Левон еще немного поразмыслил.

– Они просто от нас не зависят, – неуверенно ответил он.

Папа помолчал немного, пощелкал пальцами, потом примирительно улыбнулся.

– Ну и ладно. Не будем усложнять там, где ничего не понимаем!

– Не будем, – с облегчением согласился Левон. Говорить о вещах, о которых он сам не очень понимал, он не любил.

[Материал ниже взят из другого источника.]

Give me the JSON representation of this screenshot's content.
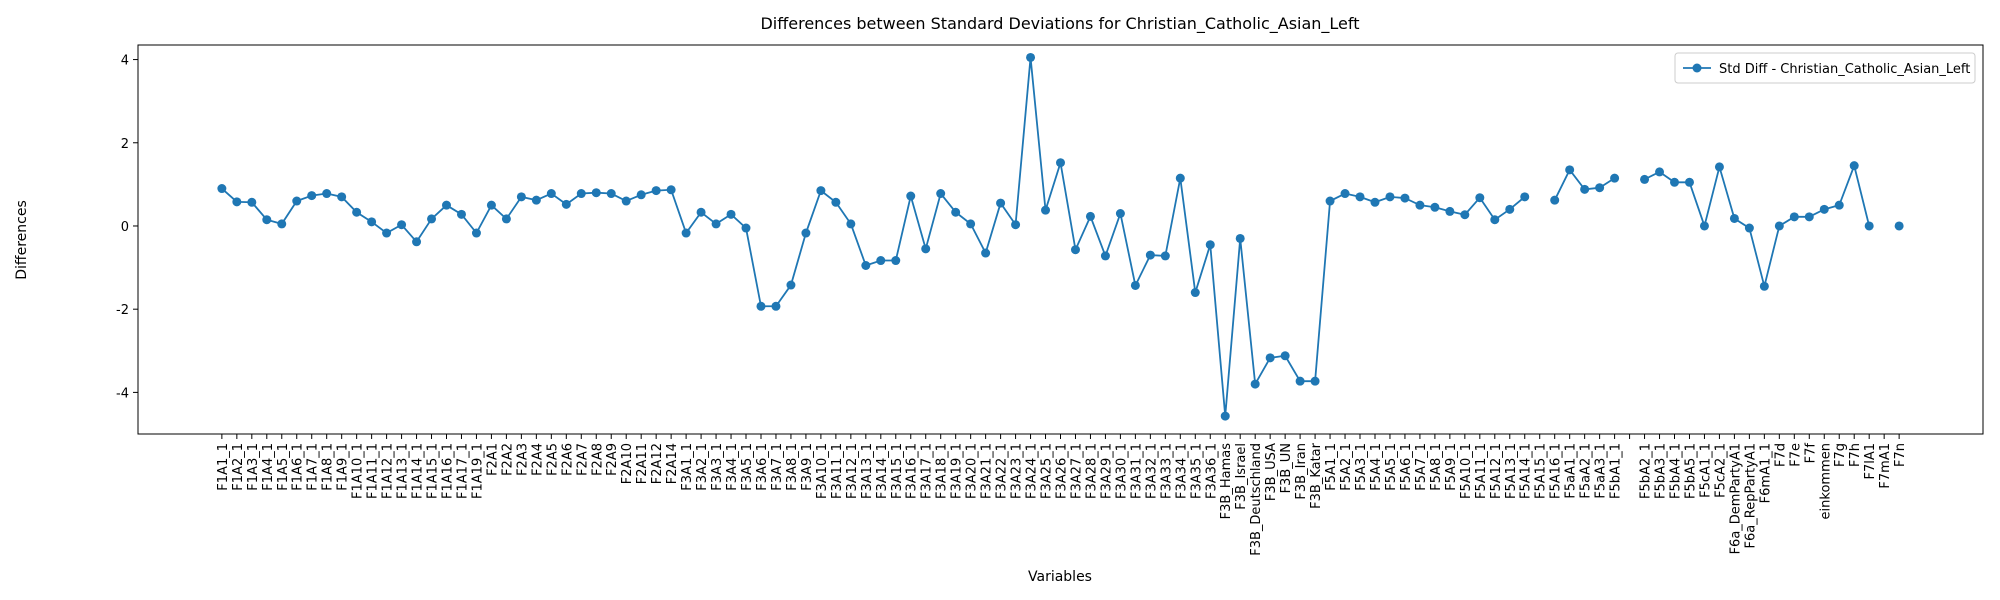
{
  "chart_data": {
    "type": "line",
    "title": "Differences between Standard Deviations for Christian_Catholic_Asian_Left",
    "xlabel": "Variables",
    "ylabel": "Differences",
    "categories": [
      "F1A1_1",
      "F1A2_1",
      "F1A3_1",
      "F1A4_1",
      "F1A5_1",
      "F1A6_1",
      "F1A7_1",
      "F1A8_1",
      "F1A9_1",
      "F1A10_1",
      "F1A11_1",
      "F1A12_1",
      "F1A13_1",
      "F1A14_1",
      "F1A15_1",
      "F1A16_1",
      "F1A17_1",
      "F1A19_1",
      "F2A1",
      "F2A2",
      "F2A3",
      "F2A4",
      "F2A5",
      "F2A6",
      "F2A7",
      "F2A8",
      "F2A9",
      "F2A10",
      "F2A11",
      "F2A12",
      "F2A14",
      "F3A1_1",
      "F3A2_1",
      "F3A3_1",
      "F3A4_1",
      "F3A5_1",
      "F3A6_1",
      "F3A7_1",
      "F3A8_1",
      "F3A9_1",
      "F3A10_1",
      "F3A11_1",
      "F3A12_1",
      "F3A13_1",
      "F3A14_1",
      "F3A15_1",
      "F3A16_1",
      "F3A17_1",
      "F3A18_1",
      "F3A19_1",
      "F3A20_1",
      "F3A21_1",
      "F3A22_1",
      "F3A23_1",
      "F3A24_1",
      "F3A25_1",
      "F3A26_1",
      "F3A27_1",
      "F3A28_1",
      "F3A29_1",
      "F3A30_1",
      "F3A31_1",
      "F3A32_1",
      "F3A33_1",
      "F3A34_1",
      "F3A35_1",
      "F3A36_1",
      "F3B_Hamas",
      "F3B_Israel",
      "F3B_Deutschland",
      "F3B_USA",
      "F3B_UN",
      "F3B_Iran",
      "F3B_Katar",
      "F5A1_1",
      "F5A2_1",
      "F5A3_1",
      "F5A4_1",
      "F5A5_1",
      "F5A6_1",
      "F5A7_1",
      "F5A8_1",
      "F5A9_1",
      "F5A10_1",
      "F5A11_1",
      "F5A12_1",
      "F5A13_1",
      "F5A14_1",
      "F5A15_1",
      "F5A16_1",
      "F5aA1_1",
      "F5aA2_1",
      "F5aA3_1",
      "F5bA1_1",
      null,
      "F5bA2_1",
      "F5bA3_1",
      "F5bA4_1",
      "F5bA5_1",
      "F5cA1_1",
      "F5cA2_1",
      "F6a_DemPartyA1",
      "F6a_RepPartyA1",
      "F6mA1_1",
      "F7d",
      "F7e",
      "F7f",
      "einkommen",
      "F7g",
      "F7h",
      "F7lA1",
      "F7mA1",
      "F7n"
    ],
    "series": [
      {
        "name": "Std Diff - Christian_Catholic_Asian_Left",
        "color": "#1f77b4",
        "values": [
          0.9,
          0.58,
          0.57,
          0.15,
          0.05,
          0.6,
          0.73,
          0.78,
          0.7,
          0.33,
          0.1,
          -0.17,
          0.03,
          -0.38,
          0.17,
          0.5,
          0.28,
          -0.17,
          0.5,
          0.17,
          0.7,
          0.62,
          0.78,
          0.52,
          0.78,
          0.8,
          0.78,
          0.6,
          0.75,
          0.85,
          0.87,
          -0.17,
          0.33,
          0.05,
          0.28,
          -0.05,
          -1.93,
          -1.93,
          -1.42,
          -0.17,
          0.85,
          0.57,
          0.05,
          -0.95,
          -0.83,
          -0.83,
          0.72,
          -0.55,
          0.78,
          0.33,
          0.05,
          -0.65,
          0.55,
          0.03,
          4.05,
          0.38,
          1.52,
          -0.57,
          0.23,
          -0.72,
          0.3,
          -1.43,
          -0.7,
          -0.72,
          1.15,
          -1.6,
          -0.45,
          -4.57,
          -0.3,
          -3.8,
          -3.17,
          -3.12,
          -3.73,
          -3.73,
          0.6,
          0.78,
          0.7,
          0.57,
          0.7,
          0.67,
          0.5,
          0.45,
          0.35,
          0.27,
          0.68,
          0.15,
          0.4,
          0.7,
          null,
          0.62,
          1.35,
          0.88,
          0.92,
          1.15,
          null,
          1.12,
          1.3,
          1.05,
          1.05,
          0,
          1.42,
          0.18,
          -0.05,
          -1.45,
          0,
          0.22,
          0.22,
          0.4,
          0.5,
          1.45,
          0,
          null,
          0
        ]
      }
    ],
    "ylim": [
      -5,
      4.35
    ],
    "yticks": [
      -4,
      -2,
      0,
      2,
      4
    ],
    "legend": "upper right"
  }
}
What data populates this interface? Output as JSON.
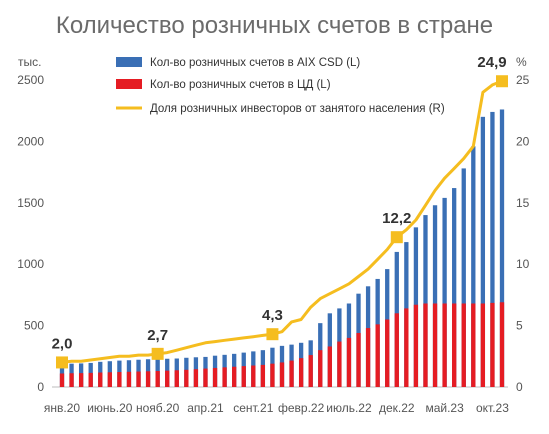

– Отстригу, как температура спадет, – обещала в тот день мама, закалывая влажные локоны Гево заколкой Маргариты. Расстегнутый корсет лежал на краю кровати, растопырившись ремнями, словно перевернутый на спину речной рак клешнями, мама, в спешке раздевая Гево, забыла его убрать. Левон повесил корсет на спинку стула, бережно разгладил разноцветные ремни и расправил застежки-липучки. Последний год Гево очень быстро рос, позвоночник не успевал за телом, от этого он стал сутулиться, крениться набок, подволакивать при ходьбе ногу и часто спотыкаться. Кожа на пояснице и на плечах, не поспевая за ростом, покрылась розоватыми отметинами растяжек, которые спустя время побелели, но не исчезли. Доктор прописал специальный медицинский массаж и обязал носить фиксирующий спину корсет. С массажем, понятное дело, ничего не вышло, Гево не любил прикосновений и срывался в плач, если кто-нибудь, кроме мамы, до него дотрагивался. Да и маме позволена была самая малость: помочь помыться, одеться, накормить… Так что от массажа пришлось отказаться. С корсетом же пришлось идти на хитрость: он был телесного, почти незаметного цвета, но Гево все равно не дал его на себя надеть. Тогда Левон предложил покрасить его в цвета игрушечной пирамидки. Мама раздобыла специальные краски для ткани, тщательно прокрасила корсет, долго сушила на открытой веранде, чтоб хорошенько просох. И свершилось чудо – Гево не только позволил его на себя надеть, но даже не возмутился, когда на спине туго затягивали ремни. Бабо Софа в тот день на радостях испекла рождественскую гату – с начинкой на топленом масле, сахаре и жареном грецком орехе. Пока гата подрумянивалась в духовке, бабушка, утомленная готовкой, прилегла отдохнуть и уснула, на свою беду – с открытым ртом. Ну, дед и не преминул положить туда сигарету, чем чуть не сорвал праздничный ужин. Если бы не вовремя подоспевший папа, бабушка, наверное, заклевала бы его до смерти. А так обошлось привычным семейным скандалом.

Два: черный

Девочка с молчащим именем сидела, подперев подбородок кулачком, и вертела в руках ручку. Когда запыхавшийся Левон влетел в класс, она посмотрела в его сторону – мельком, незаинтересованно, и сразу же отвела взгляд. Дети, обрадованные возможностью оторваться от учебников, весело загалдели, приветствуя опоздавшего соученика. Учительница, тикин Сара, зашикала, призывая их к порядку, махнула Левону рукой – садись. Водрузив на место пустую мусорную корзину, которую сшиб дверью, Левон в своей неизменной манере – чуть подпрыгивая и дергая острыми локтями – направился к парте. Замедлился лишь на полдороге, когда с удивлением обнаружил, что она не пустая. В свое время тикин Сара настояла, чтобы он сидел за партой один (просто потому, что никто по соседству с ним бы не выжил). Ко второму классу, вертлявый и неугомонный, он все-таки научился худо-бедно, но в течение тех сорока минут, что длился урок, существовать в пределах своей парты. Изнывая от бездействия, скользил по скамье, от одного ее края до другого и обратно, доводя до зеркального блеска штаны, подбирал под себя ноги, с грохотом роняя на пол ботинки, иногда распластывался грудью на столе, свешивая за его края кисти – и болтал ими в воздухе.